Medizinstudium in den USA: Schlechte Chancen für internationale Studierende

Immer wieder höre ich von Schülern und Abiturienten, dass sie gerne in den USA Medizin studieren möchten. Kein Wunder, denn die amerikanischen Medical Schools haben weltweit einen hervorragenden Ruf – und die Studienplätze in Deutschland sind bekanntlich extrem knapp. Allerdings gibt es dabei gleich mehrere Haken: Denn erstens ist es in den USA nicht möglich, Medizin direkt im Anschluss an die Schule zu studieren. Voraussetzung für die Zulassung zum Medizinstudium ist nämlich ein abgeschlossenes Bachelorstudium. Das heißt: Angehende Ärzte müssen zunächst vier Jahre lang das College besuchen, um sich eine breite Allgemeinbildung und erstes Fachwissen in einem bestimmten Bereich anzueignen. Das kann eine einzelne Naturwissenschaft oder eine Kombination aus mehreren sein (was dann häufig „pre-medicine“ genannt wird), aber auch mit den Fächern Geschichte oder Literaturwissenschaft verbaut man sich keineswegs den Weg zur Medical School. Mit der ersten Phase des deutschen Medizinstudiums, dem Physikum, hat das Ganze jedenfalls kaum etwas zu tun.
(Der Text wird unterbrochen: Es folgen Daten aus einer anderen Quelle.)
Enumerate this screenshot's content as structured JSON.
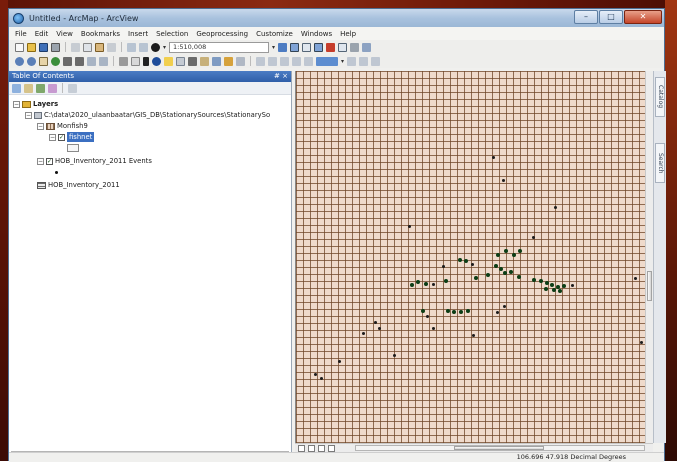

Erst nach dem Bachelorabschluss ist also eine Bewerbung an einer medizinischen Hochschule möglich. Dort dauert das Studium dann noch einmal vier Jahre und schließt mit dem „Doctor of Medicine“ (M.D.) ab. Und hier kommt der zweite Haken: Die Konkurrenz um diese Studienplätze ist in den USA ungefähr genauso riesig wie bei uns. Wählt man also im Bachelorstudium das Fach „pre-medicine“, ist alles andere als sicher, dass es hinterher tatsächlich mit dem eigentlichen Medizinstudium weitergeht. Viele Amerikaner warten jahrelang, bis sie endlich einen Platz an einer der 130 Medical Schools des Landes ergattern. Zwar gibt es auch rund drei Dutzend Kombi-Programme, die bei guten Noten nach nur drei Jahren Bachelorstudium einen fließenden Übergang ins Medizinstudium bieten. Doch die Konkurrenz um einen Platz in diesen „accelerated programs“ ist noch viel größer. (Die Brown University zum Beispiel bietet ein solches Program in Liberal Medical Education an – als einzige Ivy League-Universität übrigens. Zulassungsquote zuletzt: 100 von 2886 Bewerbern, also knapp 3,5 Prozent.)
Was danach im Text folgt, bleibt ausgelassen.